The last word I heard on the bridge collapse in Minneapolis is that about 50 people are injured, with 3 confirmed deaths. (H/t Drudge.) The reason behind the bridge’s collapse is currently a mystery, so I won’t comment or speculate. I’ll only say that I hope that the above numbers, which are bad enough as they stand, are the full extent of the injured and dead, and that my thoughts are with all those affected by this dreadful occurrence.

UPDATE: Sadly, and unsurprisingly, the numbers are going up, with the current tally of those who have died standing at 6. The best news out of all of this is that of the school bus driver, who had just crossed the bridge before the collapse happened, successfully stopped the bus from rolling backwards, and then safely evacuated the children under his/her care.
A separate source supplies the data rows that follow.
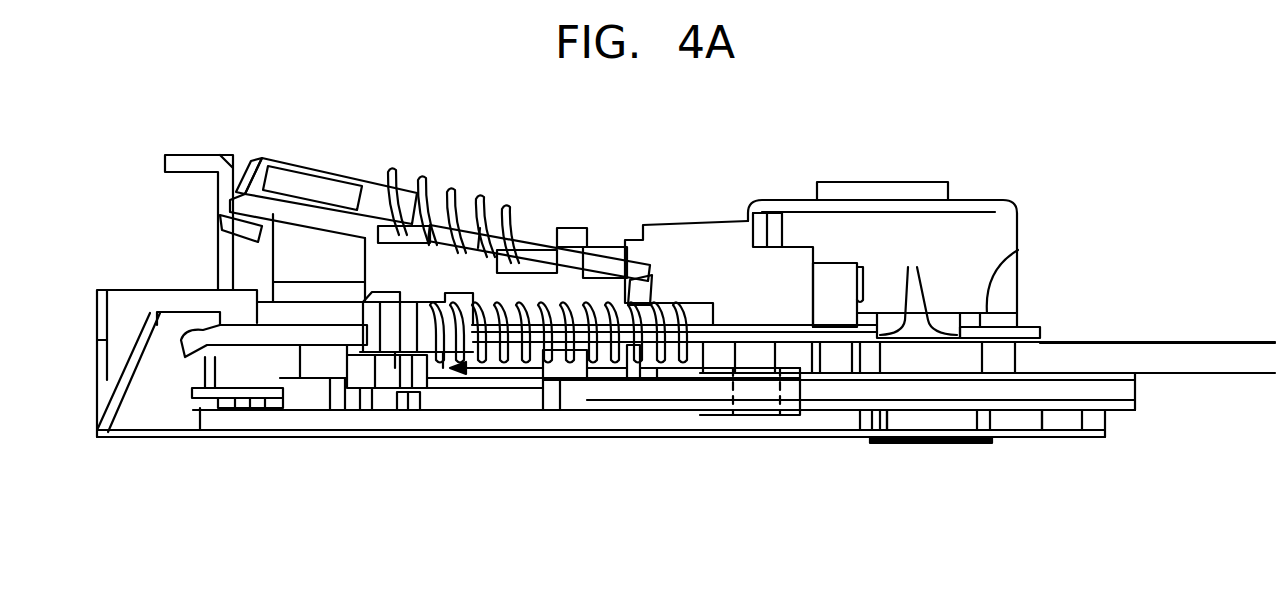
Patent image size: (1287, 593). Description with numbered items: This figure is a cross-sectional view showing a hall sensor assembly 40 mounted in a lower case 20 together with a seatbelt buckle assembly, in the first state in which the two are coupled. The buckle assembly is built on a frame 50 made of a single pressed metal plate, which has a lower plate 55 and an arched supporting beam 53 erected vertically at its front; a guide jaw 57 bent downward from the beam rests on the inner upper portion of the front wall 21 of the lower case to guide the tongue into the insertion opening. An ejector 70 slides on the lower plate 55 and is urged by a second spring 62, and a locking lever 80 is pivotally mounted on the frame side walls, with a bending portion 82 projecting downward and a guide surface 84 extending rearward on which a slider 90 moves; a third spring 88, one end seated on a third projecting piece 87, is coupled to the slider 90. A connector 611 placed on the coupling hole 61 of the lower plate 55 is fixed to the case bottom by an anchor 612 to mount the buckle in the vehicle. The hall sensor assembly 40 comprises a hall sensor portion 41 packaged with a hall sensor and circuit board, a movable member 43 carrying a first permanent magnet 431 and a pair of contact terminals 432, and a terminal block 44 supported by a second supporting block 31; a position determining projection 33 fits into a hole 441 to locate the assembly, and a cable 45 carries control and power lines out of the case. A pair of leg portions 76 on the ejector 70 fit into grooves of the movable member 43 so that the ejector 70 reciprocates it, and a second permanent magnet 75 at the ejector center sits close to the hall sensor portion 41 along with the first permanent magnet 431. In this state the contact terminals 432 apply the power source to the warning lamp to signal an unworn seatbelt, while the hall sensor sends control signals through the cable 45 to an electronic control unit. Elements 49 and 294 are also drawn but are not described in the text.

The lower case 20 is at (906, 448).
The front wall 21 is at (128, 366).
The second supporting block 31 is at (760, 424).
The position determining projection 33 is at (648, 413).
The hall sensor assembly 40 is at (395, 432).
The hall sensor portion 41 is at (234, 382).
The movable member 43 is at (365, 372).
The terminal block 44 is at (689, 405).
The cable 45 is at (1120, 393).
The toothed bar 49 is at (257, 350).
The frame 50 is at (585, 216).
The arched supporting beam 53 is at (222, 152).
The lower plate 55 is at (707, 336).
The guide jaw 57 is at (181, 332).
The coupling hole 61 is at (910, 268).
The second spring 62 is at (855, 220).
The ejector 70 is at (389, 286).
The second permanent magnet 75 is at (392, 360).
The leg portions 76 is at (390, 360).
The locking lever 80 is at (537, 226).
The bending portion 82 is at (220, 221).
The guide surface 84 is at (250, 175).
The third projecting piece 87 is at (273, 250).
The third spring 88 is at (452, 188).
The slider 90 is at (321, 160).
The plate section 294 is at (620, 413).
The first permanent magnet 431 is at (412, 366).
The contact terminals 432 is at (443, 372).
The hole 441 is at (622, 366).
The connector 611 is at (1195, 355).
The anchor 612 is at (1018, 252).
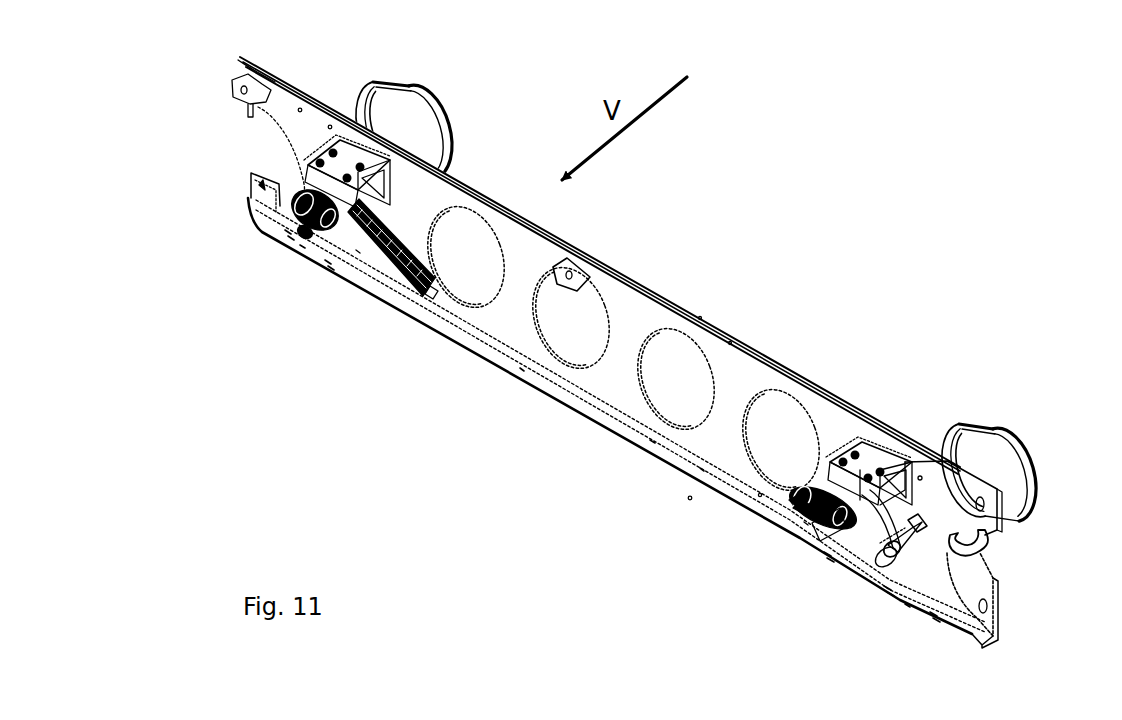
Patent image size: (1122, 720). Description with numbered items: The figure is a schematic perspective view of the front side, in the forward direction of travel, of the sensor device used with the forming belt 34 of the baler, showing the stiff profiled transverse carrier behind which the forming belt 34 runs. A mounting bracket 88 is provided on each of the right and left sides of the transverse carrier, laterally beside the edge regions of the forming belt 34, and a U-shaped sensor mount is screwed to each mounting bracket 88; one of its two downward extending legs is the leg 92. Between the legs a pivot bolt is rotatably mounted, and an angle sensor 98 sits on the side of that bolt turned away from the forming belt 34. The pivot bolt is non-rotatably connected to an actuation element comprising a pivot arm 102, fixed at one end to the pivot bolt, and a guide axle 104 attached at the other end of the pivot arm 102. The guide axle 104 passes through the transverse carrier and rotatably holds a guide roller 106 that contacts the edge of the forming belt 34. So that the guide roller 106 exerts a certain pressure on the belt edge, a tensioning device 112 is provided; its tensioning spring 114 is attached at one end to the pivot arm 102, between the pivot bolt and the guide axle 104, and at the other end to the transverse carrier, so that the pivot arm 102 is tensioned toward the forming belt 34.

There’s currently a lot of speculation about whether this was a terrorist attack, especially given the fact that the bridge passed an inspection last year. No one seems to have heard the sound of an explosion, however, so any terrorism would have had to be very subtle.

I don’t know why, and I’m sure it’s unrelated and reflects only my profound ignorance about engineering matters, but I keep thinking about the time the Hyatt hotel walkway in Missouri collapsed in 1981, killing 114 people and injury more than 200. Although the building had passed inspection, it proved to have a fatal design flaw, one that nobody thought about at the time. The fact is that, sometimes, badly built or wrongly designed structures look great right until the moment they’re gone.

Maybe it reflects my parochial coastal viewpoint, but I also don’t see this bridge as a terrorist target. Al Qaeda has proven that it likes capital cities and it likes big symbols. In that regard, although God forbid it should ever happen, the Golden Gate or the Brooklyn Bridge, or any number of other symbolic American bridges would seem to be the more likely targets (although, admittedly, also the more difficult to attack).

UPDATE IIJames Lileks is also inclined, as of now, towards the construction failure theory:

No one is ascribing the collapse to the construction, but am I the only person to think that it might be a factor, somehow? It’s odd how the mind wants explanations like that; they help make sense of the unbelievable, because we simply don’t want to think that things like this happen for reasons that have been decades in the making.